2025 Kenya Microfinance Industry Report

Overview of the Report

Theme: “Adapting to Economic Pressures and Evolving Market Needs”

The Kenya Microfinance Industry (“the Industry”) continues to play a vital role in providing financial services to individuals, small businesses and underserved communities, particularly in rural and informal sectors. With formal financial inclusion reaching 84.8% in 2024, microfinance institutions remain central to expanding access to affordable credit for groups excluded from traditional banking. The Industry faced significant headwinds, particularly for Microfinance Banks (MFBs), whose total assets declined by 5.1% year-on-year to Kshs 60.9 billion in 2024, driven by subdued lending activity and intensified competition from commercial banks and digital lenders. While lending remains the core business for MFBs, gross earnings fell by 5% reflecting rising funding costs and cautious lending activity. The Credit-Only Microfinance Institutions (COMFIs) segment continues to register positive growth across all key metrics evidencing the attractiveness of the segment as well as the proliferation of lending using digital channels. A key turning point for the Industry was the implementation of the Business Laws (Amendment) Act, 2024, enacted on 27 December 2024, which mandates all non-deposit-taking credit providers (NDTCs) – including digital and traditional credit-only microfinance businesses – to register and obtain licenses from the Central Bank of Kenya (CBK) within six-month compliance to enhance sector oversight, improve lending standards and boost investor confidence. However, the cost of regulatory compliance is becoming a challenge as most MFIs were already struggling to meet the Digital Credit Providers (DCP) licensing requirements of the CBK just two years earlier. Looking ahead, the Industry’s growth is expected to come from capital infusions from strategic investors, increased adoption of digital lending infrastructure and rising micro, small and medium enterprises (MSME) credit demand. Nonetheless, short-term pressures – elevated impairments, funding constraints and earnings compression – will persist before giving way to a more resilient and regulated microfinance ecosystem.

Key excerpts from the 2025 Kenya Microfinance Industry Report.

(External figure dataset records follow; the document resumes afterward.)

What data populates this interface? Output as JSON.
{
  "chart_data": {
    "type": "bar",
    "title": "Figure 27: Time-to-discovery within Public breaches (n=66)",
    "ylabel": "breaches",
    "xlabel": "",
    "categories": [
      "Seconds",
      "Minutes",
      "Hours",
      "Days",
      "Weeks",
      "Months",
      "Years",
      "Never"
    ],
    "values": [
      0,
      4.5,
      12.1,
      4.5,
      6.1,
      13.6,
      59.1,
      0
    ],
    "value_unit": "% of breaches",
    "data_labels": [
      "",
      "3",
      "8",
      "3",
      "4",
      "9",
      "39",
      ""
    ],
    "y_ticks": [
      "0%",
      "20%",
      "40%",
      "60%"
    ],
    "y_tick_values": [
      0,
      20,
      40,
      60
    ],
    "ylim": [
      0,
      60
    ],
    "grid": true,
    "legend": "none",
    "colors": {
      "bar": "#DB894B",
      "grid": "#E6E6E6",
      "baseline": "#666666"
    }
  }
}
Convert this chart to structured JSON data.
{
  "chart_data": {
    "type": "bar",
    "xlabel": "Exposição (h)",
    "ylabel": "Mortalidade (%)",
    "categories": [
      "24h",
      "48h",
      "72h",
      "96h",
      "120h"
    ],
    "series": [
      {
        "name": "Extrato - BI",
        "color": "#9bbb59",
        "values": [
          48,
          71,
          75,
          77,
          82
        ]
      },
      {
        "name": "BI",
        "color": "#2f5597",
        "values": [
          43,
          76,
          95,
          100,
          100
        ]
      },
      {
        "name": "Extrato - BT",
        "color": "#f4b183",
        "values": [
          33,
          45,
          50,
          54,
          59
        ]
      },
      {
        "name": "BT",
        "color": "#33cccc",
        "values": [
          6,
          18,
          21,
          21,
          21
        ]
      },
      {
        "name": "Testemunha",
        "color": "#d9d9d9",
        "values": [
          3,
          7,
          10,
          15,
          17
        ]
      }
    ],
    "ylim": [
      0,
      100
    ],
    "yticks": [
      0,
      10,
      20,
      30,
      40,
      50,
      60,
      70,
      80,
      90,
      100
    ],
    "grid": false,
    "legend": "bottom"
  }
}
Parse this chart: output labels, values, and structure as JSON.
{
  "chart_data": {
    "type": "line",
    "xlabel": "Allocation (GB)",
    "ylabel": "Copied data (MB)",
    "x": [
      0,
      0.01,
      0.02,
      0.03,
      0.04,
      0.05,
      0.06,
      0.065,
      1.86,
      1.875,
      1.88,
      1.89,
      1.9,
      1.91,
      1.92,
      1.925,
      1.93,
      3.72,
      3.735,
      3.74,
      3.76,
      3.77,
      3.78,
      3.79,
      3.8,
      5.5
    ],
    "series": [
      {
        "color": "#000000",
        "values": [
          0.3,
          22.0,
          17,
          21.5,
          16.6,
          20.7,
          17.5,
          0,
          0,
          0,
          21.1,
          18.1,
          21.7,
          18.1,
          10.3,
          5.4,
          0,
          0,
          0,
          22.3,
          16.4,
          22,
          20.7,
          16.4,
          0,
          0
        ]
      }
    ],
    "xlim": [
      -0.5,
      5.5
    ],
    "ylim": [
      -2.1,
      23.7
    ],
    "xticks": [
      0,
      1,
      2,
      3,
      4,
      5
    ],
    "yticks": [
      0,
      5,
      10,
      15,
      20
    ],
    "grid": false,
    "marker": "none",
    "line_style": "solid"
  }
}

  • Asset quality remains a key challenge for the Industry marked by elevated credit risks stemming from a strained macroeconomic environment, business disruptions due to anti-Finance Bill protests and weakened borrower repayment capacity – particularly among SMEs and low-income groups.
  • Continued rising costs of complying with new regulations such as the Digital Credit Providers Regulations and the Data Protection Act as well as the new NDTCs remain a challenge.
  • Microfinance institutions are increasingly adopting green loan products and eco-friendly practices, supported by developmental partners through training and mentorship, with a focus on sustainability areas like agriculture, energy and waste management to drive long-term community and environmental impact.
  • With 9.9% of Kenyan adults still formally financially excluded – of which 45.5% are rural youth – microfinance institutions that develop flexible, low-ticket and accessible products stand to gain significantly by expanding outreach to these underserved segments.